Tips for Making & Keeping To-Do Lists
- Every item on your list should be SMART:
- S = Specific: Make your goal clear and well-defined
- M = Measurable: Can you track the success of this goal?
- A = Attainable/Actionable: Is the goal a challenge? Something you can achieve?
- R = Realistic: Is it within your reach? Something you can achieve?
- T = Time: Does the goal have a deadline? Is the deadline workable/achievable?
- Hang/Post your To-Do List somewhere you’ll see on a daily and/or hourly basis. The constant reminder of what you need to get done will be a great motivator.
- Don’t kick yourself too hard if an item doesn’t get checked off (unless you’re contracted). I tend to be very hard on myself, but I’ve learned to get a little lax when it comes to missing an item on my list.
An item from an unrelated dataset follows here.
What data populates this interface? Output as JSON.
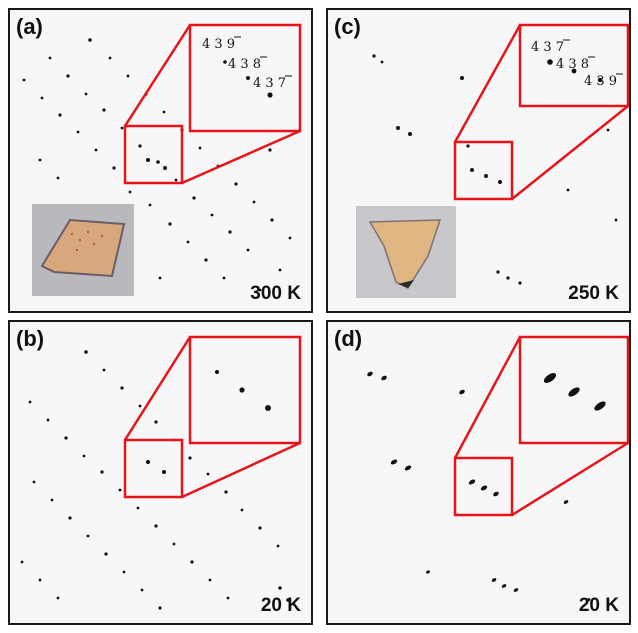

That just means there’s more to do the next day. :)
Additional Resources on the Interwebz:
- The What, Why and How of To-Do Lists on Study Guides and Strategies
- 25 To Do Lists to Stay Productive on Solution Watch (these are online app suggestions)
- The Psychology of the To-Do List by Tom Stafford on BBC.com
- Back to Basics: How to Simplify Your To-Do List and Make It Useful Again by Whitson Gordon on Lifehacker.com
- Whittle Down Your To-Do List. Finally by Minda Zetlin on Inc.com
Your turn: Do you use To-Do Lists? Are you as
neurotic diligent as I am? Or more lax? What
tricks have you come across that have helped you knock the items off your list?